Однако она считала, что не может «задевать его чувства». Ему нравилось быть щедрым главою дома.
Чтобы просить приходилось реже, Кэрол сделала попытку брать в лавках в кредит с тем, чтобы счета посылались ему. Бакалейные товары, сахар, муку дешевле всего можно было купить в простой лавке Эксела Эгге. Однажды она сказала ему с милой улыбкой:
— Я хотела бы покупать у вас в кредит.
— Я торгую только за наличные, — проворчал Эксел.
Она вспыхнула.
— Вы, верно, не знаете, кто я?
— Ну что вы, конечно, знаю! Доктору я могу поверить. Но у меня такое правило. У меня низкие цены, но я торгую только за наличные.
Она поглядела на его неподвижное красное лицо и ощутила в пальцах постыдное желание ударить его, хотя разумом с ним соглашалась.

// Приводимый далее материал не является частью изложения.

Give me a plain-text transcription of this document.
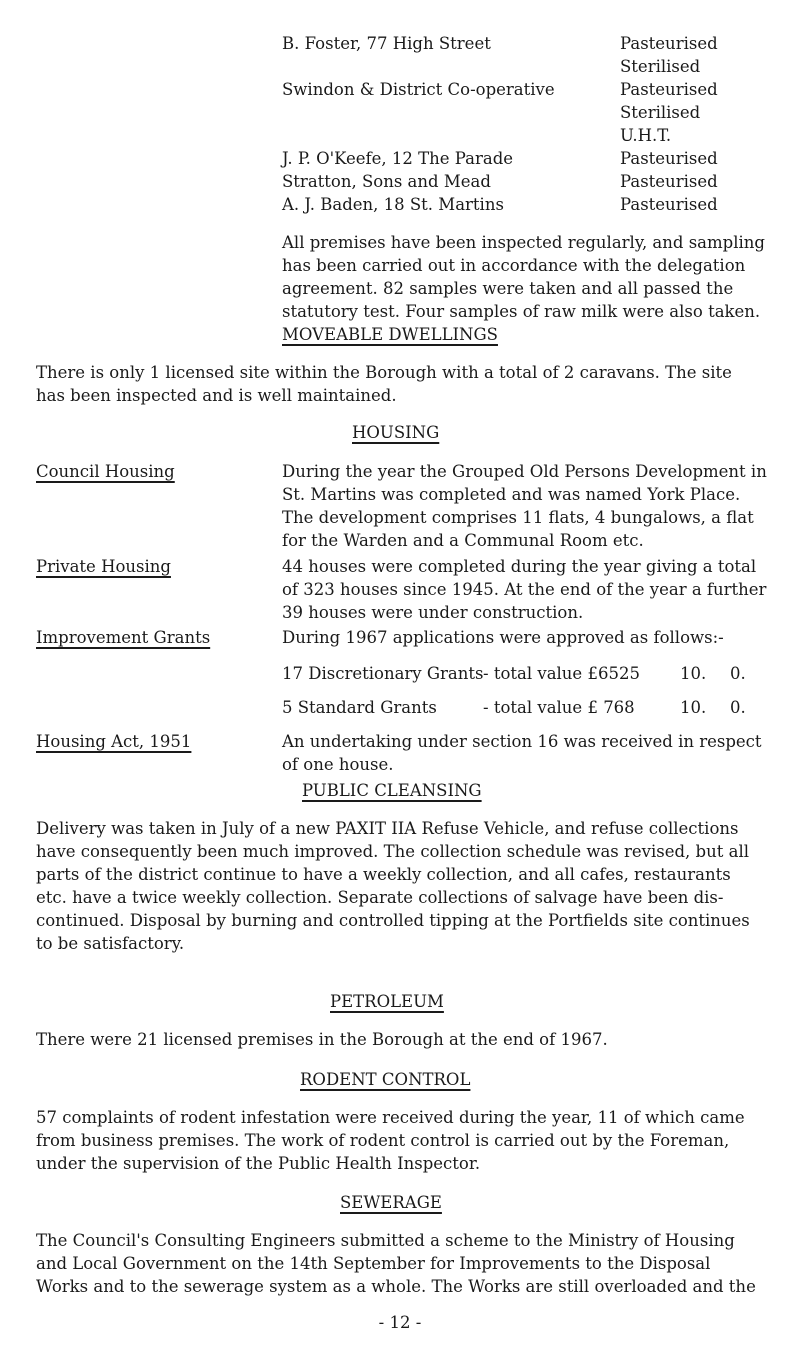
B. Foster, 77 High Street	Pasteurised
Sterilised
Swindon & District Co-operative	Pasteurised
Sterilised
U.H.T.
J. P. O'Keefe, 12 The Parade	Pasteurised
Stratton, Sons and Mead	Pasteurised
A. J. Baden, 18 St. Martins	Pasteurised

All premises have been inspected regularly, and sampling has been carried out in accordance with the delegation agreement. 82 samples were taken and all passed the statutory test. Four samples of raw milk were also taken.

MOVEABLE DWELLINGS

There is only 1 licensed site within the Borough with a total of 2 caravans. The site has been inspected and is well maintained.

HOUSING
Council Housing	During the year the Grouped Old Persons Development in St. Martins was completed and was named York Place. The development comprises 11 flats, 4 bungalows, a flat for the Warden and a Communal Room etc.

Private Housing	44 houses were completed during the year giving a total of 323 houses since 1945. At the end of the year a further 39 houses were under construction.

Improvement Grants	During 1967 applications were approved as follows:-

17 Discretionary Grants - total value £6525 10. 0.
5 Standard Grants	- total value £ 768	10. 0.
Housing Act, 1951	An undertaking under section 16 was received in respect of one house.

PUBLIC CLEANSING

Delivery was taken in July of a new PAXIT IIA Refuse Vehicle, and refuse collections have consequently been much improved. The collection schedule was revised, but all parts of the district continue to have a weekly collection, and all cafes, restaurants etc. have a twice weekly collection. Separate collections of salvage have been dis-continued. Disposal by burning and controlled tipping at the Portfields site continues to be satisfactory.

PETROLEUM

There were 21 licensed premises in the Borough at the end of 1967.

RODENT CONTROL

57 complaints of rodent infestation were received during the year, 11 of which came from business premises. The work of rodent control is carried out by the Foreman, under the supervision of the Public Health Inspector.

SEWERAGE

The Council's Consulting Engineers submitted a scheme to the Ministry of Housing and Local Government on the 14th September for Improvements to the Disposal Works and to the sewerage system as a whole. The Works are still overloaded and the

- 12 -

— Вы совершенно правы. Вы не обязаны отступать ради меня от своих правил.
Ее гнев не пропал даром. Он обратился на мужа. Ей спешно понадобились десять фунтов сахару, но денег не было. Она взбежала по лестнице в приемную Кенникота. На двери висела реклама какого-то средства от головной боли, а внизу табличка: «Доктора нет, вернется в…». Конечно, пустое место так и осталось незаполненным. Она топнула ногой и сбежала по лестнице вниз, в аптекарский магазин — клуб доктора.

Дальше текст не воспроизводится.